Bridgerton meets Agatha Christie in Act Like a Lady, Think Like a Lord, a dazzling first entry in a captivating new Regency-era mystery series with a feminist spin from Celeste Connally.

Forced institutionalization, confinement, emotional abuse, misogyny.

London, 1815. Lady Petra Forsyth, daughter of the Earl of Holbrook, has made a shocking proclamation. After losing her beloved fiancé in an accident three years earlier, she announces in front of London’s loosest lips that she will never marry. A woman of independent means—and rather independent ways—Petra sees no reason to cede her wealth and freedom to any man now that the love of her life is gone. Instead, she plans to continue enjoying the best of society without any expectations.

But when ballroom gossip suggests that a longtime friend has died of a fit due to her “melancholia” while in the care of a questionable physician, Petra vows to use her status to dig deeper—uncovering a private asylum where men pay to have their wives and daughters locked away, or worse. Just as Petra has reason to believe her friend is alive, a shocking murder proves more danger is afoot than she thought. And the more determined Lady Petra becomes in uncovering the truth, the more her own headstrong actions and desire for independence are used against her, putting her own freedom—and possibly her life—in jeopardy.

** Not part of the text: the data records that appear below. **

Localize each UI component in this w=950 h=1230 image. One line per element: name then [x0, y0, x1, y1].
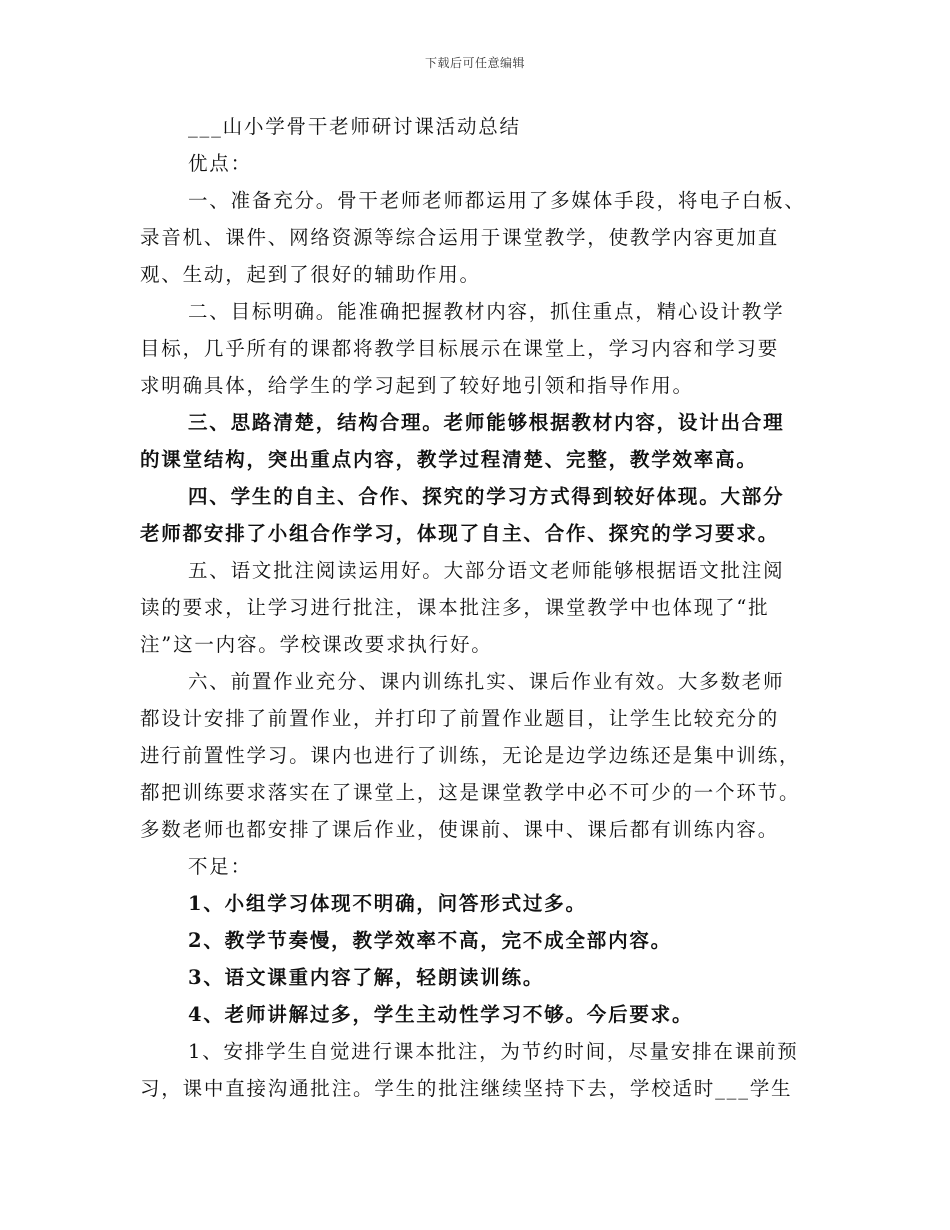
- weakness-item: 1、小组学习体现不明确，问答形式过多。: [188, 892, 587, 915]
- paragraph-line: 录音机、课件、网络资源等综合运用于课堂教学，使教学内容更加直: [140, 226, 780, 249]
- paragraph-line: 读的要求，让学习进行批注，课本批注多，课堂教学中也体现了“批: [140, 596, 770, 619]
- strength-item-4: [140, 478, 830, 552]
- paragraph-line: 六、前置作业充分、课内训练扎实、课后作业有效。大多数老师: [188, 670, 785, 693]
- document-title: ___山小学骨干老师研讨课活动总结: [188, 115, 521, 138]
- strength-item-1: [140, 182, 830, 293]
- paragraph-line: 都把训练要求落实在了课堂上，这是课堂教学中必不可少的一个环节。: [140, 781, 801, 804]
- paragraph-line: 二、目标明确。能准确把握教材内容，抓住重点，精心设计教学: [188, 300, 785, 323]
- paragraph-line: 五、语文批注阅读运用好。大部分语文老师能够根据语文批注阅: [188, 559, 785, 582]
- strength-item-2: [140, 293, 830, 404]
- paragraph-line: 习，课中直接沟通批注。学生的批注继续坚持下去，学校适时___学生: [140, 1077, 793, 1100]
- paragraph-line: 都设计安排了前置作业，并打印了前置作业题目，让学生比较充分的: [140, 707, 780, 730]
- paragraph-line: 四、学生的自主、合作、探究的学习方式得到较好体现。大部分: [188, 485, 785, 508]
- strength-item-3: [140, 404, 830, 478]
- strengths-heading: 优点：: [188, 152, 252, 175]
- paragraph-line: 老师都安排了小组合作学习，体现了自主、合作、探究的学习要求。: [140, 522, 780, 545]
- weakness-item: 4、老师讲解过多，学生主动性学习不够。今后要求。: [188, 1003, 694, 1026]
- paragraph-line: 多数老师也都安排了课后作业，使课前、课中、课后都有训练内容。: [140, 818, 780, 841]
- weakness-item: 2、教学节奏慢，教学效率不高，完不成全部内容。: [188, 929, 672, 952]
- paragraph-line: 一、准备充分。骨干老师老师都运用了多媒体手段，将电子白板、: [188, 189, 806, 212]
- paragraph-line: 的课堂结构，突出重点内容，教学过程清楚、完整，教学效率高。: [140, 448, 758, 471]
- paragraph-line: 进行前置性学习。课内也进行了训练，无论是边学边练还是集中训练，: [140, 744, 801, 767]
- paragraph-line: 三、思路清楚，结构合理。老师能够根据教材内容，设计出合理: [188, 411, 785, 434]
- paragraph-line: 求明确具体，给学生的学习起到了较好地引领和指导作用。: [140, 374, 694, 397]
- weaknesses-list: [140, 885, 830, 1033]
- paragraph-line: 目标，几乎所有的课都将教学目标展示在课堂上，学习内容和学习要: [140, 337, 780, 360]
- paragraph-line: 注”这一内容。学校课改要求执行好。: [140, 633, 493, 656]
- paragraph-line: 1、安排学生自觉进行课本批注，为节约时间，尽量安排在课前预: [188, 1040, 799, 1063]
- weakness-item: 3、语文课重内容了解，轻朗读训练。: [188, 966, 545, 989]
- requirement-item-1: [140, 1033, 830, 1107]
- paragraph-line: 观、生动，起到了很好的辅助作用。: [140, 263, 481, 286]
- strength-item-5: [140, 552, 830, 663]
- strength-item-6: [140, 663, 830, 848]
- document-body: [140, 108, 830, 1107]
- weaknesses-heading: 不足：: [188, 855, 252, 878]
- header-note: 下载后可任意编辑: [424, 56, 525, 70]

Don't just take our word for it...

“Fast-paced, witty….For fans of headstrong women sleuths and readers of Deanna Raybourn and Kerry Greenwood.”
– Library Journal (starred review)

“Delightful…Petra is marvelously drawn—an easy-to-love, instantly memorable heroine—and Connally equips her with a brisk, page-turning adventure. This is catnip for historical suspense fans.”
– Publishers Weekly

“Witty and wise, a delightful feminist romp. Connally’s series serves as a reminder to never settle, that what’s right and what’s easy are rarely the same.”
– Jessica Fellowes, New York Times bestselling author

Taste the very first page

“May I remind you, my lady, that daughters of earls are not normally dressed by their lady’s maids amongst the saddles and bridles of a harness room.”

Lady Petra Forsyth, seated on a large wooden trunk painted with the Earl of Holbrook’s coat of arms, held out her booted foot and wiggled it for Annie to grasp. “Yes, but at least this time I did not walk through muck in the stable yard first.”

Annie took the heel of the knee-length boot with both hands, pulling with an indulgent roll of her eyes. “A small consolation, my lady. You do smell mightily of horses.”

“This is to be expected after one has been on a horse all day, is it not?” Petra replied while holding out her other boot, the pair of which once belonged to her older brother, Alexander. As had the buckskin breeches still hugging her legs, the black frock coat with gold buttons she had shrugged out of moments earlier, and the frilled white shirt and cravat, both now loosened at the neck.

“And I would still be on my horse if it were not for my uncle,” she added. “To believe he arrived four hours earlier than scheduled! Disagreeable man.” Then, as Annie pulled her second boot, Petra’s eyes widened. “But, oh, my poor papa! His injured ankle continues to pain him, and now he will have Uncle Tobias strutting about to add to his vexation.”